Interview: Bertie Blackman
Bertie Blackman’s latest single, Run For Your Life lifted off of her forthcoming fifth album, The Dash is truly three and half minutes of pop bliss, or as the artist herself describes it, “it’s music to have a good time to…music to feel your heartbeat to.”
With The Dash due for release this spring, Makers thought that now would be the perfect opportunity to arrange an interview and photo shoot with the inspiring performer.
Blackman’s soon to be released album has been written and recorded in small studios in Melbourne, as well as Sydney and Central NSW. Bertie tells Makers that the time spent working in different locations around Australia helped to keep the sound of her new material “really fresh, open and exciting. ”
We meet Bertie Blackman on a crisp Tuesday afternoon at the Happy Palace restaurant on Bourke Street, the retro interiors the perfect backdrop for the clean lines of local fashion label, Kloke, Bertie’s designers of choice for the shoot.
With hair and makeup underway in the far corner of the open plan restaurant, a divine assortment of clothing and footwear set up neatly, and the excitable murmur of kitchen staff preparing for night service, the first floor restaurant is a hive of activity. The energy is upbeat, echoing the feelings that inspired the new album with its strong pop-inspired vibe.
Bertie: “I think that the veil between pop and lots of different types of music is becoming less and less defined as modern culture closes in the gaps. Everything is attainable and that’s exiting for music.”

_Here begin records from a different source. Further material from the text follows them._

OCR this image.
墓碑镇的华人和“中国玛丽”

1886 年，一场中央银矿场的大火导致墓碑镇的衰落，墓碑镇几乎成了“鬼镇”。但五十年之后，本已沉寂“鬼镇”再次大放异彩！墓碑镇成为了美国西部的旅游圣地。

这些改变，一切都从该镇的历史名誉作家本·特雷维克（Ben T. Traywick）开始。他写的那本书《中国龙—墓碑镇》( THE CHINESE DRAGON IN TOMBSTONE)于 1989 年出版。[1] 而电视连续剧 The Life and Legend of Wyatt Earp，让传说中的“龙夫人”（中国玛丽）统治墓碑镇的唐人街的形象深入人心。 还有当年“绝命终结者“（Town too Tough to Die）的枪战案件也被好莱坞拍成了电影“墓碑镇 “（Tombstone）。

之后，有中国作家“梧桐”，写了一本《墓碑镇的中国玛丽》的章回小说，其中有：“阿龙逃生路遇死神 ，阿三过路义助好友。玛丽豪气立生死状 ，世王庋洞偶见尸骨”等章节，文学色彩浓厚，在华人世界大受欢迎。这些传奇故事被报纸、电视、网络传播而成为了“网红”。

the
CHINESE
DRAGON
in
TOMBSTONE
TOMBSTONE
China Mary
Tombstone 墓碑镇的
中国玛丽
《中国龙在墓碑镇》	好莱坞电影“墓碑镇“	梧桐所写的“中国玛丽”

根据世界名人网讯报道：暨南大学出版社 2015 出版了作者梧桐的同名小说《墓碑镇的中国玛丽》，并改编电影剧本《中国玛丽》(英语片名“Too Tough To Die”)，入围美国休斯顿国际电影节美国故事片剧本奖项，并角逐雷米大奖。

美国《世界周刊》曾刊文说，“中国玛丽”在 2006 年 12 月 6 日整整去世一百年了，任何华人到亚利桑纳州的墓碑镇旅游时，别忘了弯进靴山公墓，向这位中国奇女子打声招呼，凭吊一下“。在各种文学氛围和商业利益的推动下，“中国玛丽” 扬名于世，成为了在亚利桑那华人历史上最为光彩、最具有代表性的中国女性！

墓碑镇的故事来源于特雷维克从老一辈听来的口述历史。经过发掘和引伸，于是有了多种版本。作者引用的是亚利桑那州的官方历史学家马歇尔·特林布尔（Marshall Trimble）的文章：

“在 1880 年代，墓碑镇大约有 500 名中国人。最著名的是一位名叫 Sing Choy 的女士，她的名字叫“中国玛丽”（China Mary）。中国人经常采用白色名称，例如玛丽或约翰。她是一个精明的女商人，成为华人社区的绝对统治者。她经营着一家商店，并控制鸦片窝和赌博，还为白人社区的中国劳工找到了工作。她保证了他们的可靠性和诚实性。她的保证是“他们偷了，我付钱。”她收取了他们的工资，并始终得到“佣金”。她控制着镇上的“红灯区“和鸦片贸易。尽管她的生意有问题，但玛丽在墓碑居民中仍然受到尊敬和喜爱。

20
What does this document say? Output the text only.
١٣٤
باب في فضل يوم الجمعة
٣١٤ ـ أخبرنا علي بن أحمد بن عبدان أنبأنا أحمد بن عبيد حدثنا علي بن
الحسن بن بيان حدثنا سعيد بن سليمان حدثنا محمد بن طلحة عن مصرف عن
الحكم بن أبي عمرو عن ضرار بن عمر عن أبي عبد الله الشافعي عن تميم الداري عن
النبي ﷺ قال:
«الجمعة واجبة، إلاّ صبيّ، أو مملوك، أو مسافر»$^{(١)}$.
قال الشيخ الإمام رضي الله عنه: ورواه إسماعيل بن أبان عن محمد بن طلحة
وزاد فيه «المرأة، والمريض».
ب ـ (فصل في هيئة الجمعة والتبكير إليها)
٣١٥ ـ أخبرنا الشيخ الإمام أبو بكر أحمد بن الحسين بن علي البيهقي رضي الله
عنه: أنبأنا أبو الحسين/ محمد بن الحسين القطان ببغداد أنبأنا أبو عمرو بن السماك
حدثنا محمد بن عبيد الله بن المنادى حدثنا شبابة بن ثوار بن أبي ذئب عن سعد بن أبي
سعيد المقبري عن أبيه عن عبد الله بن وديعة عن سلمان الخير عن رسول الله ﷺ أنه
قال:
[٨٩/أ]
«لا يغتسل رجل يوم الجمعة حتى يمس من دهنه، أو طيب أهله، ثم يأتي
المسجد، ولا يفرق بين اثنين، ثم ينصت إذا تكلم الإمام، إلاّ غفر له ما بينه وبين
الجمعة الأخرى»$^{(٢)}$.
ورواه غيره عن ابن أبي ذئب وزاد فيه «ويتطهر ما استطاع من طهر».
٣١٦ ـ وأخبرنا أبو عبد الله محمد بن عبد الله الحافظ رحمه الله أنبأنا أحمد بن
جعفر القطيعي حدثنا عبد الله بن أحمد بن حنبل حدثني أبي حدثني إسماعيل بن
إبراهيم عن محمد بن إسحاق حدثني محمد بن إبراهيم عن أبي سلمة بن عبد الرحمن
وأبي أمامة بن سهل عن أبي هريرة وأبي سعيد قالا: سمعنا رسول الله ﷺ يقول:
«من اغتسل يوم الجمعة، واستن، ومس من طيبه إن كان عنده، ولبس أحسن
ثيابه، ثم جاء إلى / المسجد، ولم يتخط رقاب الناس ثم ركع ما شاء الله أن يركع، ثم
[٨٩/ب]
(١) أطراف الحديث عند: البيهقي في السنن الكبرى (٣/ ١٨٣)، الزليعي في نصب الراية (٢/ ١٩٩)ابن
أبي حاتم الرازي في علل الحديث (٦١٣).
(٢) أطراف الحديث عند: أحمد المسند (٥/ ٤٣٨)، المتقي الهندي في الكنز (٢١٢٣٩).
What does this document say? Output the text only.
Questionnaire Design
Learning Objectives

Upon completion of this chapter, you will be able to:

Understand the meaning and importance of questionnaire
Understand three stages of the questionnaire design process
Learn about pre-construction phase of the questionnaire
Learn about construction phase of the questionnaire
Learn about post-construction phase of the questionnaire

Run For Your Life opens with a strong ‘80s inspired synth, bringing to mind a feeling of freedom and, as the tempo grows, the liberation of feet pounding on pavement. It’s the first hint that The Dash will be quite the departure from Blackman’s last album, the more introspective 2012 release Pope Innocent X.
Bertie: “I’m always darting from one world to another. And wanting to nod at one of my favourite eras in music meant that I had to open out the production sound into big hooks and big vocals.”
It’s time for a quick costume change, and it’s evident that Bertie is loving Kloke’s stylings: the brand already has strong ties to the local music industry, dressing Chet Faker and contributing to the recent Architecture in Helsinki pop up store in Melbourne Central. We ask the singer if that musical connection inspired her decision to want to work with the label.
Bertie: “It wasn’t actually, I’ve always just dug their clothing. I love their mix of clean crisp lines and big loud patterns. I’m personally into classic cut clothing. These guys do this so well, classic cuts with a twist… super cool.”
It’s a well-chosen comment, and one that could also be used to describe the singer herself – classic with a twist and super cool. We think that about sums her up nicely.